The next creative word God spoke at Creation was to create dry ground; land, terra firma.  Love - compassion for God, for one another, for family - is the terra firma upon which we stand in the bubble of trust that arises by keeping the Ten Words.  All the negative behaviours the Ten Words speak against are things that love does not do.  Yet when we love, we find we fulfill all of the Ten Words and our relationships have firm ground to stand on.

The next creative words God spoke at Creation (I’m lumping three days together) were to fill the bubble – the oceans, the sky, the land – with life.  So also, life lived according to the Ten Words is true life.  It is life lived in which we reflect the image of God into his creation.

The last creative word God spoke at Creation was Sabbath rest.  We think of the Sabbath wrongly if we think of it as simply a day that we shouldn’t work on.  Many of you have childhood memories and heard stories from your parents and grandparents about how they weren’t allowed to do anything on Sunday except sit and stare blankly into space for fear of offending God by working on the Sabbath.  The Sabbath is space and time for us not just to stop working, but more so, for us to take the time and have the space to intentionally repose with God, kick back with God, and enjoy the wonders of his creation.  Without Sabbath rest life because onerous and increases the likelihood that we will stray from keeping the Ten Words and break trust with the people we love. 

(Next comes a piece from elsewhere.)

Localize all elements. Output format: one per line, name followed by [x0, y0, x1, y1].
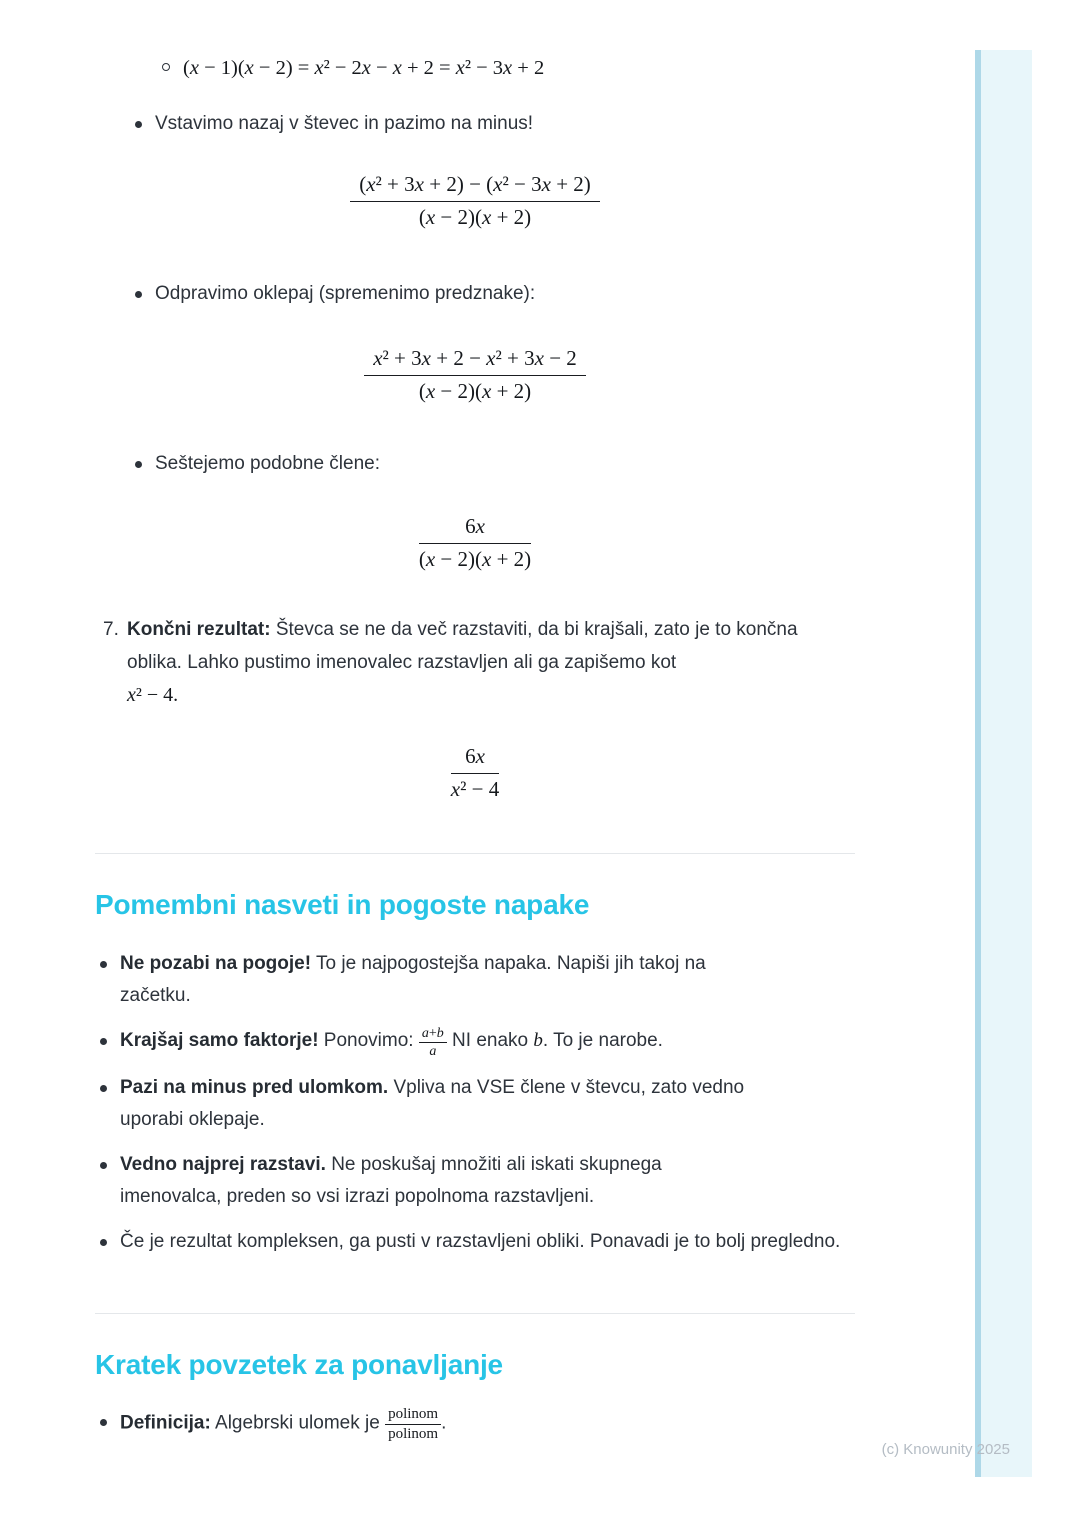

Remember last week’s sermon about God making water come forth from a granite rock to restore life to his people who were likely less than a day away from dying of dehydration.  It is no coincidence that event comes just before the giving of the Ten Words of the granite mountain of Mt. Sinai.  Just like that water, living according to these Ten creative Words is life-giving, soul-thirst quenching in a world where human relationships can be hard as granite for lack of trust and love.  So, let God be the one and only God in your life.  Do not create images of God that make God out to be something other than God is.  Don’t make God serve the vain purpose of “me, myself, and I”.  Keep Sabbath rest.  Bring honour to the one’s who reared you.  Do not take life, or commit adultery, or steal, or lie, or covet other people’s stuff.  This is all possible by sticking to Jesus’ summary of the Ten Words – “Love the Lord your God with all your heart, soul, mind, and strength; and your neighbour as yourself.”  Love fills full the Ten Words.  Amen.